Crude prices have dropped following Opec’s decision to extend its existing oil production for a further nine months with many traders anticipating deeper or longer supply reductions.

The 14-member exporting group and its non-Opec allies announced the extension of the agreement on 25 May at the end of talks in Vienna, where speculation was rife over the level of agreed cuts.

“Based on our conversations, some market participants may have expected either a deeper cut, a longer one, inclusion of more countries, or other such icing on the cake,” said Barclays analyst Michael Cohen in a note following the announcement.

When Opec first announced its six-month agreement to withhold supply on 30 November 2016, the oil price immediately rallied and Brent was trading at between $50 and $60 a barrel in December for the first four months of 2017.

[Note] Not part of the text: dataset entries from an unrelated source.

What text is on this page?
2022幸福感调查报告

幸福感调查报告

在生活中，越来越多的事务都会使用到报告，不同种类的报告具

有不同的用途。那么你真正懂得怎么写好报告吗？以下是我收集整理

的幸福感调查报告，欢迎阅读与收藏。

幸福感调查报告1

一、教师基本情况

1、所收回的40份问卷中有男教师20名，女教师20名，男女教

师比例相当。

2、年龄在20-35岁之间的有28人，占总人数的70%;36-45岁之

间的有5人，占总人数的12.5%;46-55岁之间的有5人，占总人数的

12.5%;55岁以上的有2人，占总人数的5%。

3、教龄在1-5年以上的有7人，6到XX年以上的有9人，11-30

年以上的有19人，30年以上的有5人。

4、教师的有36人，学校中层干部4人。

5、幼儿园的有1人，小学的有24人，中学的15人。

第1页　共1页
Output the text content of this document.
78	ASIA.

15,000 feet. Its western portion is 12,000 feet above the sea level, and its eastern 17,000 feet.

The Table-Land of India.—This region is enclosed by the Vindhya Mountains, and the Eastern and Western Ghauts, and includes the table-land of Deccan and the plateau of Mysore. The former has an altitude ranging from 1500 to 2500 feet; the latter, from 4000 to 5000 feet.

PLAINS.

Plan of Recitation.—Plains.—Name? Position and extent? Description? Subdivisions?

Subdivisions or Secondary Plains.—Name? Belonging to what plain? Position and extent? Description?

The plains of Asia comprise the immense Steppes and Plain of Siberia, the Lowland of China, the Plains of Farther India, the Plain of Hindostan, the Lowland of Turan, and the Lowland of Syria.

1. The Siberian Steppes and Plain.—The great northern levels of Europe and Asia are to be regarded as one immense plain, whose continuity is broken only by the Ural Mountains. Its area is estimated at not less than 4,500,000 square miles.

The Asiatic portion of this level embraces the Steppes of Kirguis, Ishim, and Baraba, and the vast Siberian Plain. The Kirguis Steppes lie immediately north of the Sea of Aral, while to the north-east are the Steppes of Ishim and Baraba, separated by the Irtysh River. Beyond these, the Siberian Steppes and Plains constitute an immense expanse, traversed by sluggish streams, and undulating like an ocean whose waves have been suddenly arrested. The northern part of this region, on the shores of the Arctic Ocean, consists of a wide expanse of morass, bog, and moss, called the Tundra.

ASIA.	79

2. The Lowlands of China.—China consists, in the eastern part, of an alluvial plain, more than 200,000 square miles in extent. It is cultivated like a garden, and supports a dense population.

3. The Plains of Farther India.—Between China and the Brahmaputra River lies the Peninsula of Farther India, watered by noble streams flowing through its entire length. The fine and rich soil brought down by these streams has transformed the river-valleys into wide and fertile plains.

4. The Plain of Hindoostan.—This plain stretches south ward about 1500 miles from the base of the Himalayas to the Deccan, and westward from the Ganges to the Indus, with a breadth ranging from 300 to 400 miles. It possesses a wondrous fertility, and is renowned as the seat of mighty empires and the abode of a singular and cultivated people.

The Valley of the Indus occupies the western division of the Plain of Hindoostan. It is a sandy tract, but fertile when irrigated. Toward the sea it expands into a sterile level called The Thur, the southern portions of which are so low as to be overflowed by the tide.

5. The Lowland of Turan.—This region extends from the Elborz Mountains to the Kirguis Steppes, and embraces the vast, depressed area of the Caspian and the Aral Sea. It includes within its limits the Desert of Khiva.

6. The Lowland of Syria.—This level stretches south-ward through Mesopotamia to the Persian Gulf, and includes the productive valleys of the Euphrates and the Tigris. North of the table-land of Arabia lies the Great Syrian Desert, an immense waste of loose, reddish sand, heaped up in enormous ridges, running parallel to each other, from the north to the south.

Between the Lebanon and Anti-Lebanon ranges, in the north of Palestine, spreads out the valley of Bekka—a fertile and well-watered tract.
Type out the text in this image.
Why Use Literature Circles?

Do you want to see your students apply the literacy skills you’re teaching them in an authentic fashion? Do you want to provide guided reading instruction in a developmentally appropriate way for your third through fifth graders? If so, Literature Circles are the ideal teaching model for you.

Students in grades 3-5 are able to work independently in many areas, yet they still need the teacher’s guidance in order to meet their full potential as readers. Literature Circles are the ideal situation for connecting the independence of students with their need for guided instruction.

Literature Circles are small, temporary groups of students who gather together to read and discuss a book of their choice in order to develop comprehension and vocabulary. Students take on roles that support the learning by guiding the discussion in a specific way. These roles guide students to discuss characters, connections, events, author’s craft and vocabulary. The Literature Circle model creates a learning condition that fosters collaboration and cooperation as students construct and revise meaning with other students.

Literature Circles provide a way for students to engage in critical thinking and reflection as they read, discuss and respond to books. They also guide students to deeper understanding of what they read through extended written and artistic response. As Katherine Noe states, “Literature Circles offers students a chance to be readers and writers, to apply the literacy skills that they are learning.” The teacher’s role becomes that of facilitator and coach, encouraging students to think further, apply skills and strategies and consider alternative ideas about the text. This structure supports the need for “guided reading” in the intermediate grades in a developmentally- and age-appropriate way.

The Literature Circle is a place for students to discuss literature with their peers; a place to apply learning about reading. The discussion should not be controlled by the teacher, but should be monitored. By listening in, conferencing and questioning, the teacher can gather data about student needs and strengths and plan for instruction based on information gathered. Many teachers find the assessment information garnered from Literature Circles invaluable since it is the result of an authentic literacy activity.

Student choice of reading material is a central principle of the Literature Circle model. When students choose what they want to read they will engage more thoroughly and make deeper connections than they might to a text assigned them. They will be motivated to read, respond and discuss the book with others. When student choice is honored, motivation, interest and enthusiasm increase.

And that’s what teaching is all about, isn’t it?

Although Opec producers were overall compliant with the agreed cuts, increasing supply from the US shale oil sector – boosted my higher prices – has added to the global supply overhang.

US-based consultancy IHS Markit forecasts that average crude production in the US and Canada will rise by 1.6 million barrels a-day (b/d) between 2016 and 2018, offsetting some of the impact of the agreed reduction of Opec and its partners of close to 1.8 million b/d.

Saudi Oil Minister Khalid al-Falih believes the agreed supply cuts will bring balance to the market by the end of the year.

“We considered various scenarios from six to nine to 12 months and we even considered options for higher cuts,” said the minister. “All indications are solid that a nine-month extension is the optimum, and should bring us to within the five-year average by the end of the year.”

IHS Markit analyst Bhushan Bahree, believes Opec producers do not want to see crude prices drop below $50 a barrel – as they did in early May – and this level represents a “line in the sand”.

“The end of March 2018 need not be a hard stop,” said Bahree. While no exit strategy is laid down, Al-Falih… indicated that the alliance intended to deal flexibly with whatever situation arose, implying that the extent and duration of the cuts arrangement was dependent on market balancing and price imperatives.”

Although the market had an immediate negative reaction to the announcement, with Brent dropping $2.60 to $51.36 a barrel on 25 May, Barclays says the cuts will be sufficient to reduce oversupply during the summer.

“In our view, today’s dip is likely short lived, and we continue to believe that inventory draws in the coming summer months will be supportive of prices,” said Cohen.